The Big Blue has teamed up with Japan's TDK to develop what could be the next generation of non-volatile RAM called Spin Torque Transfer RAM (STT-RAM). Non-volatile memories are those that don't need any electric power to retain data.
An excerpt from CNET News.com:
In STT-RAM, an electric current is applied to a magnet to change the direction of the magnetic field. The direction of the magnetic field (up-and-down or left-to-right) causes a change in resistance, and the different levels of resistance register as 1s or 0s.

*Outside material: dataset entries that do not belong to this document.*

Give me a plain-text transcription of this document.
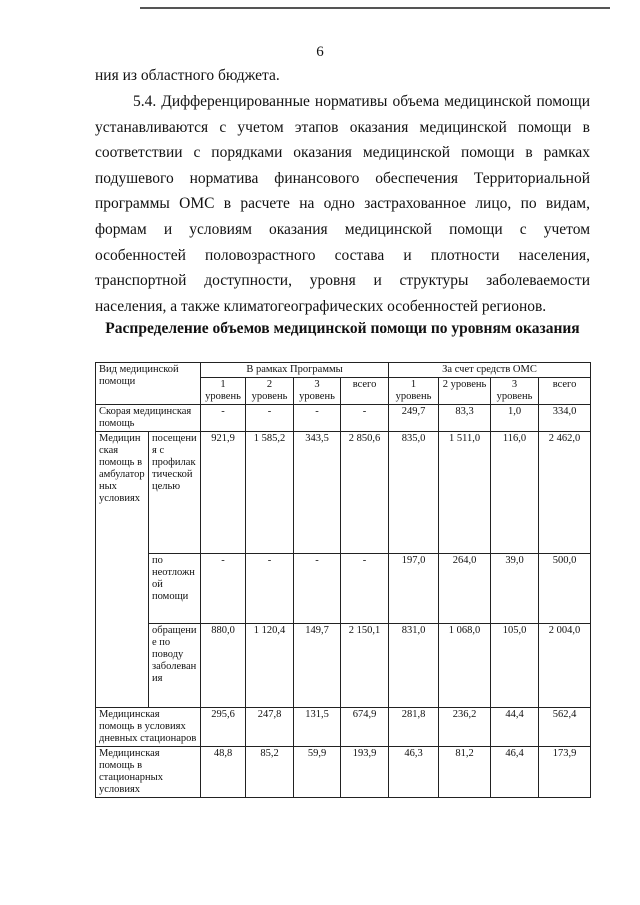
6
ния из областного бюджета.
5.4. Дифференцированные нормативы объема медицинской помощи устанавливаются с учетом этапов оказания медицинской помощи в соответствии с порядками оказания медицинской помощи в рамках подушевого норматива финансового обеспечения Территориальной программы ОМС в расчете на одно застрахованное лицо, по видам, формам и условиям оказания медицинской помощи с учетом особенностей половозрастного состава и плотности населения, транспортной доступности, уровня и структуры заболеваемости населения, а также климатогеографических особенностей регионов.
Распределение объемов медицинской помощи по уровням оказания
Вид медицинской помощи		В рамках Программы				За счет средств ОМС			
		1 уровень	2 уровень	3 уровень	всего	1 уровень	2 уровень	3 уровень	всего
Скорая медицинская помощь		-	-	-	-	249,7	83,3	1,0	334,0
Медицинская помощь в амбулаторных условиях	посещения с профилактической целью	921,9	1 585,2	343,5	2 850,6	835,0	1 511,0	116,0	2 462,0
	по неотложной помощи	-	-	-	-	197,0	264,0	39,0	500,0
	обращение по поводу заболевания	880,0	1 120,4	149,7	2 150,1	831,0	1 068,0	105,0	2 004,0
Медицинская помощь в условиях дневных стационаров		295,6	247,8	131,5	674,9	281,8	236,2	44,4	562,4
Медицинская помощь в стационарных условиях		48,8	85,2	59,9	193,9	46,3	81,2	46,4	173,9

Earlier, IBM had been at the forefront promoting another RAM technology, MRAM (Magneto resistive Random Access Memory). However, it was found to be unfeasible to scale MRAM beyond the 65 nanometer limit. Thus, the scope for STT-RAM is that more memory in smaller non-volatile packages has immense potential for machines that will boot instantly. Their use becomes more obvious in cell phones and other mobile media devices.
IBM, TDK team on new chips (PC World | IDG News Service)
IBM, TDK partner on Spin Torque RAM (Semiconductor.net)
IBM and TDK to work on compact MRAM chips (TechWorld)
A chief competitor to the STT technology is the phase change technology pioneered by Intel and STmicroelectronics. There's no doubt that the future of memory is megabytes on nano-size, but which will it be - STT, phase change, or possibly something else?